Las Lluvias de Quito
Quito sits in the middle of the world on the equator – Ciudad Mitad del Mundo. The climate is changeable. If you don’t like it, wait five minutes, Quitoans say.
A new Ecuadorian friend recommended I visit La Capilla Del Hombre (The Chapel of Man). The museum sits in the Bellavista section overlooking Quito. I walked from my hotel near the Diego de Almagro. People warned me it was a hike, but despite being at a birthday party till 2 AM I wanted a little more urban adventuring. Ecuadorians know how to throw a fiesta, by the way.
Google maps shows routes by foot, taxi or bus. It does not show elevation. The museum sits high over the city. A little urban adventuring turned into a considerable urban ascent.
I saw some nice graffiti.
Urban steps like back home.
And an urban cow.
Entrance to the museum is eight dollars USD. Ecuador switched to U.S. dollars Several years ago to stabilize its economy. After some initial pain Ecuadorians I’ve met say it has generally worked.
The Capilla Del Hombre museum is a tribute to the work of Ecuadorian painter Oswaldo Guayasamín and the Ecuadorian people. The museum features his work and the work of other artists as well. There is a separate building aside from the capilla (chapel) itself. The docent at the entrance asked whether I wanted a tour en Inglis or in another language. I found myself on the ass-end of a group being regaled ad infinitum with the details of every object on display.
The guide was doing his job. But I’ve gotten a little tired of words lately. I use more than enough of them myself, both written and spoken, personally and professionally, to try and find a narrative to our sometimes crazy lives. Maybe we think if we talk (or write) long enough it will all make sense. What I desired was to soak up a little tranquility and appreciate the art and the space. Isn’t that what I hiked up the hill and paid for?
I saw an open door. There was no rope or sign indicating it was restricted. I left the group and went in. I found myself alone in Guayasamín’s studio. I immediately found the tranquility I was looking for. Canvases, tubes of paint and works in progress surrounded me. The docent came in and said for security reasons I had to go back and stay with the group. I explained In bad Spanish that no one had told me this. I said I knew visual and other artists back home and enjoyed the creative process. I said my wife had died in the past year and I wanted some quiet. I said this with a smile. She said there would be another tour in English in ten minutes.
While other visitors filed in and waited, I sat and watched a video in the lobby. I wanted to be alone with my thoughts – or with no thoughts at all. Solitude is an increasingly subversive act of modern life whether in Estados Unidos or in Ecuador. Our crowdsourced society cajoles, pokes and inveigles us to share (or submerge) our innermost ideas and precious attention in the constant media stream, turning our lives and experiences into commodities for sales and marketing.
I decided I’d had enough of the group experience. I left the museum and walked outside. Among the greenery and outdoor sculptures, I felt better. In the distance mist wreathed the Pichincha Mountains that rise above Quito and that Guayasamin depicted in his paintings.

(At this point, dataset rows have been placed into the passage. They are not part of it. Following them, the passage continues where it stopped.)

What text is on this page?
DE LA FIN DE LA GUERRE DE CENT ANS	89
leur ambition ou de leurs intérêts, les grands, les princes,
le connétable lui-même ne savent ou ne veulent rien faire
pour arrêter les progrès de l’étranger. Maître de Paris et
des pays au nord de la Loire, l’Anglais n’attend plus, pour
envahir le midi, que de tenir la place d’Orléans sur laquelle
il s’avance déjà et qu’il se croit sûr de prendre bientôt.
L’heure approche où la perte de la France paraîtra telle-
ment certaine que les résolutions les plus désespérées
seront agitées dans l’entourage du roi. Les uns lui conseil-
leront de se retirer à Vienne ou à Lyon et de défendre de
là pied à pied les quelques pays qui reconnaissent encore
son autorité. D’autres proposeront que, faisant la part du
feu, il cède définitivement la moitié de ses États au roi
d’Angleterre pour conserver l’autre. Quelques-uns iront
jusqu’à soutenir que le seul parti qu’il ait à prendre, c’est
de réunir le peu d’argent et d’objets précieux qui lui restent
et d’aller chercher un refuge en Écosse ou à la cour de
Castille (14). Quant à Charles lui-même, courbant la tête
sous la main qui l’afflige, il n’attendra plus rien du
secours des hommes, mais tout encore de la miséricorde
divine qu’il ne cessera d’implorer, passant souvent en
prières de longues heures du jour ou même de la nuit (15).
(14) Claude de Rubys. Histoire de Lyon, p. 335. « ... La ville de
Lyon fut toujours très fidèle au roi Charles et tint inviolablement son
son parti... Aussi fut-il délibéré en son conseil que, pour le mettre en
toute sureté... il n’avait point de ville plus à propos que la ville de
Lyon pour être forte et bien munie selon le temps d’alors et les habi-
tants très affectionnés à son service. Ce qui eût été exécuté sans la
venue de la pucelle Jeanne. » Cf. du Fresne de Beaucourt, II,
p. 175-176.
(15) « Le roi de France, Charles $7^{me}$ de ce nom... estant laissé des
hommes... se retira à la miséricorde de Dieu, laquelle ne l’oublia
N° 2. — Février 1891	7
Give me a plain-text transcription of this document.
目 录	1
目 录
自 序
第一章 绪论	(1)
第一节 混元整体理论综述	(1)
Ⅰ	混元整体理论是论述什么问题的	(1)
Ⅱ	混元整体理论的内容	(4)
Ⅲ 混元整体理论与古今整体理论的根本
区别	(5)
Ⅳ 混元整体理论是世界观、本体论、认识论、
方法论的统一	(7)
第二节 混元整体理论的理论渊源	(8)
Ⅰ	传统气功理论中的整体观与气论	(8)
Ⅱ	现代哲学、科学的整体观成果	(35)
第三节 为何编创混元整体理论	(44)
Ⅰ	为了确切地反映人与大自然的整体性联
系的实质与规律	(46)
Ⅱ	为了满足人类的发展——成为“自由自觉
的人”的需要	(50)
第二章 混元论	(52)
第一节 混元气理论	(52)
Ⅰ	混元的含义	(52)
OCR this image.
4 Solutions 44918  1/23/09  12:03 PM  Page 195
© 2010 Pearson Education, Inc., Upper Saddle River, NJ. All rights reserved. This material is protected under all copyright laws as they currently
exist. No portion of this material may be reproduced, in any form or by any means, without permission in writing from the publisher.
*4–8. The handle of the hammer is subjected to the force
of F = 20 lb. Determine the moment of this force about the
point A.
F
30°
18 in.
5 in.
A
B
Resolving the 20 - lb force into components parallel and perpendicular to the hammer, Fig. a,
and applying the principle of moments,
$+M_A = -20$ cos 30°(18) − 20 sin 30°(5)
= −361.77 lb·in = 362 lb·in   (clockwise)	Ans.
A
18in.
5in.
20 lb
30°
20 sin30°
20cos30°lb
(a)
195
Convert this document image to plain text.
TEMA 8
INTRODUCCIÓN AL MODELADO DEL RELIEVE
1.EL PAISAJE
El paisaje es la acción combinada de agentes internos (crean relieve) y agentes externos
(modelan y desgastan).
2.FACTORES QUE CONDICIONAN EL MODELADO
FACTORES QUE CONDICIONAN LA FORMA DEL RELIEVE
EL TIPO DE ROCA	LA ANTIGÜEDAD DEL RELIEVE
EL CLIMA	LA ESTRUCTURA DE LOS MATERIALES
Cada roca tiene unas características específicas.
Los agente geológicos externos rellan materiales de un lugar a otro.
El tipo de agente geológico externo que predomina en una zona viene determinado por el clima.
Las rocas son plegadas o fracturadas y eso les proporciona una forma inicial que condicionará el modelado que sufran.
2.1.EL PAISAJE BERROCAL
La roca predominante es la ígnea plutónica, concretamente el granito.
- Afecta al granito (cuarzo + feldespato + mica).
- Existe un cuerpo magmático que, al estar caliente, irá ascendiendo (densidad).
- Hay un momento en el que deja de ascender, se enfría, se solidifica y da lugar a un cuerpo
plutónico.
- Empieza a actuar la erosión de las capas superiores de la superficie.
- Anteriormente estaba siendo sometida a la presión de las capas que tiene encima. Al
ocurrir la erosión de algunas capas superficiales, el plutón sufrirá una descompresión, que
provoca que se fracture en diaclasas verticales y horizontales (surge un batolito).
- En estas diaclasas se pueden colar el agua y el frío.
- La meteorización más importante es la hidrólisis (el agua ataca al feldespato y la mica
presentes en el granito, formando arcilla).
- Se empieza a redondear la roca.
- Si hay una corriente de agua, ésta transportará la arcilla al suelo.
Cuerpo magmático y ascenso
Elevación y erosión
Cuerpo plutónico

I followed the path and entered the chapel itself, a vast space with Picaso-esque sculptures and paintings by Guayasamín and other artists.
Any human being who has a heart and isn’t overly-medicated knows the feeling before tears erupt. One of the most stupid and compassionate questions to ask someone is ‘Why are you crying?’ Half the time we’re not aware ourselves, at least to start. Pressure built up in my chest and behind my eyes. As I wandered through the chapel, tears started to flow – what in our family my father called waterworks .
I liked the view and the graffiti on the way to the museum. I liked the unexpected cow. I liked Guayasamín’s work. I went to the museum because a friend suggested it. I didn’t expect to see reminders of my dead wife’s face in the paintings on the walls.
‘Please don’t cry,’ my new friends tell me. ‘Don’t be sad and dwell on the past with us in this new place in this new year. They tell me this because they care about me and enjoy seeing me happy. But my tears were not pathological but cleansing.
Our society increasingly denies and medicates sadness and insists on normalization and conformity of our feelings to the mean. Art retains the power to evoke our unruly emotions and memories, joy and pain, that do not conform to its rules.
I emerged from the museum to the mists of Quito around the Pichincha mountains. Nowadays this includes smog from the herds of cars in Quito’s streets. A fine rain started to fall. I was starving and felt lightheaded. I’d bought water but knew I had to eat. I stopped for lunch at a small place. For 2.50 USD I had meatballs with rice and yucca, along with ubiquitous and wonderful Ecuadorian salsa picante. I came out feeling much better .
I descended the steep streets back to the traffic and bustle of the city.
The rain turned heavier, temporarily washing the grit and fumes from the air. It left the atmosphere clear and fresh.